Präsidentenwahl in Russland:Putin muss lernen, die Macht zu teilen

Bei allen Klagen über Wahlmanipulationen bezweifeln nicht einmal die Demonstranten Putins Sieg. Doch die Dynamik der Opposition ist beachtlich und deshalb muss Russlands gewählter Präsident eine politische Versöhnung anstreben, ansonsten emigrieren die besten Köpfe des Landes - oder sie radikalisieren sich.

Julian Hans

Niemand wird behaupten, dass die Präsidentschaftswahl in Russland einen überraschenden Ausgang genommen hätte. Vier Kandidaten hatte der Kreml erlaubt, sich mit dem amtierenden Premier Wladimir Putin zu messen - Konkurrenten waren es nicht wirklich.

Da gab es den blassen Opportunisten Sergej Mironow, geprüfte Verlierer wie den Kommunisten Gennadij Sjuganow oder Wladimir Schirinowskij, der nur vordergründig provokant auftritt, aber bei entscheidenden Abstimmungen zuverlässig auf der Seite des Kreml auftaucht. Nicht zu erwarten war auch, dass ein Milliardär wie Michail Prochorow beim russischen Volk auf Begeisterung stoßen würde.

Wird sich Wladimir Putin über diesen Sieg freuen können? Vermutlich nicht lange. Denn er weiß, dass die eigentlichen Gegner gar nicht auf den Wahllisten standen. In seiner Triumphrede vor hunderttausend Anhängern auf dem Manegenplatz verlor er dann auch kein Wort über seine Mitbewerber sondern sprach unter Tränen (der Rührung über sich selbst?) von einem Sieg über all jene, die versucht hätten, mit "politischen Provokationen" die russische Staatlichkeit zu zerstören. Aber: Wenn diese Gegner an der Wahl nicht teilnehmen konnten, dann sind sie auch nicht besiegt.

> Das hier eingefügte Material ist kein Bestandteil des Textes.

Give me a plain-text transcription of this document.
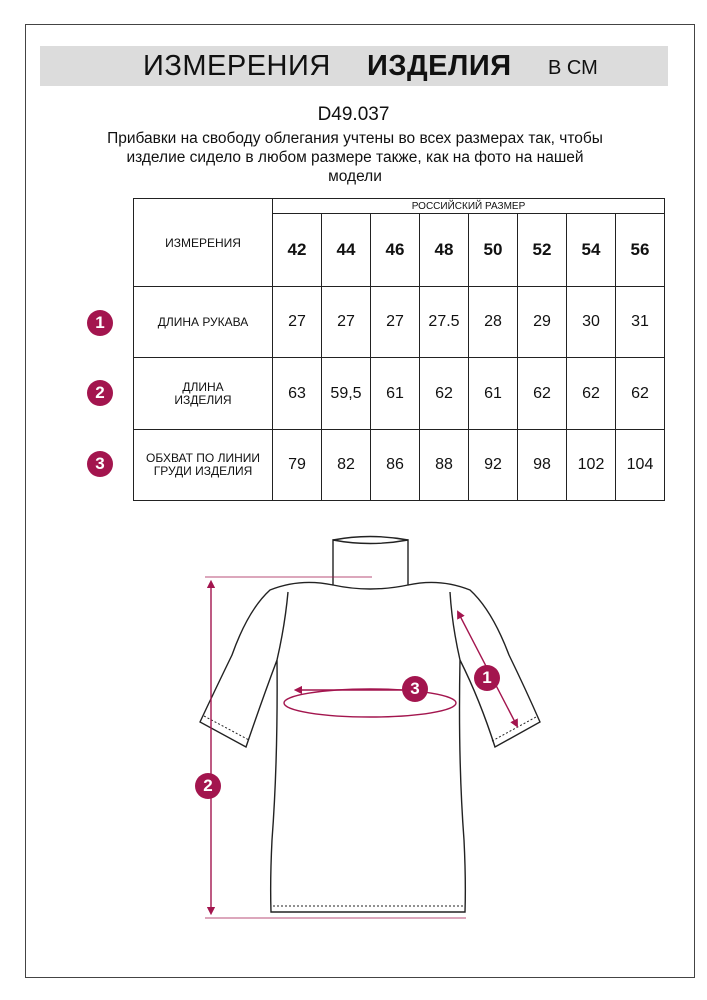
ИЗМЕРЕНИЯ ИЗДЕЛИЯ В СМ
D49.037
Прибавки на свободу облегания учтены во всех размерах так, чтобы изделие сидело в любом размере также, как на фото на нашей модели
ИЗМЕРЕНИЯ	РОССИЙСКИЙ РАЗМЕР							
	42	44	46	48	50	52	54	56
ДЛИНА РУКАВА	27	27	27	27.5	28	29	30	31
ДЛИНА ИЗДЕЛИЯ	63	59,5	61	62	61	62	62	62
ОБХВАТ ПО ЛИНИИ ГРУДИ ИЗДЕЛИЯ	79	82	86	88	92	98	102	104
1
2
3
3
1
2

Um Sieg oder Niederlage dürfte es Putin jetzt auch gar nicht gehen. Vielmehr muss der alte neue Präsident einen Weg finden, die Opposition einzubinden und für den Staat zu gewinnen, eine Opposition, die seit Dezember immer wieder zu Hunderttausenden auf die Straßen geströmt ist. Nach den rhetorischen Ausfällen in der aufgeheizten Zeit zwischen Duma- und Präsidentschaftswahl erscheint das fast unmöglich. Aber Putin muss es versuchen, denn davon hängen nicht weniger als seine eigene und Russlands Zukunft ab.

Bei allen Klagen über Manipulationen bei der Abstimmung und der Auszählung - eines bezweifeln nicht einmal die Demonstranten: Hinter Wladimir Putin steht tatsächlich eine Mehrheit des Volkes: Lehrer, Ärzte, Offiziere und Rentner. Sie alle wurden für die großen Pro-Putin-Veranstaltungen in Bussen nach Moskau gefahren und winkten dort zum Teil etwas lustlos mit ihren Wimpeln.

Budschetniki werden sie genannt, Beamte oder Angestellte staatlicher Betriebe, die ihr Gehalt aus der Staatskasse bekommen. Sie sind die Gewinner der Putin-Ära. Nachdem in den 90er Jahren der Staat über Monate gar keine Gehälter mehr zahlte, fließt der Rubel heute zuverlässig. Vor der Wahl hat Putin noch einen ordentlichen Zuschlag versprochen.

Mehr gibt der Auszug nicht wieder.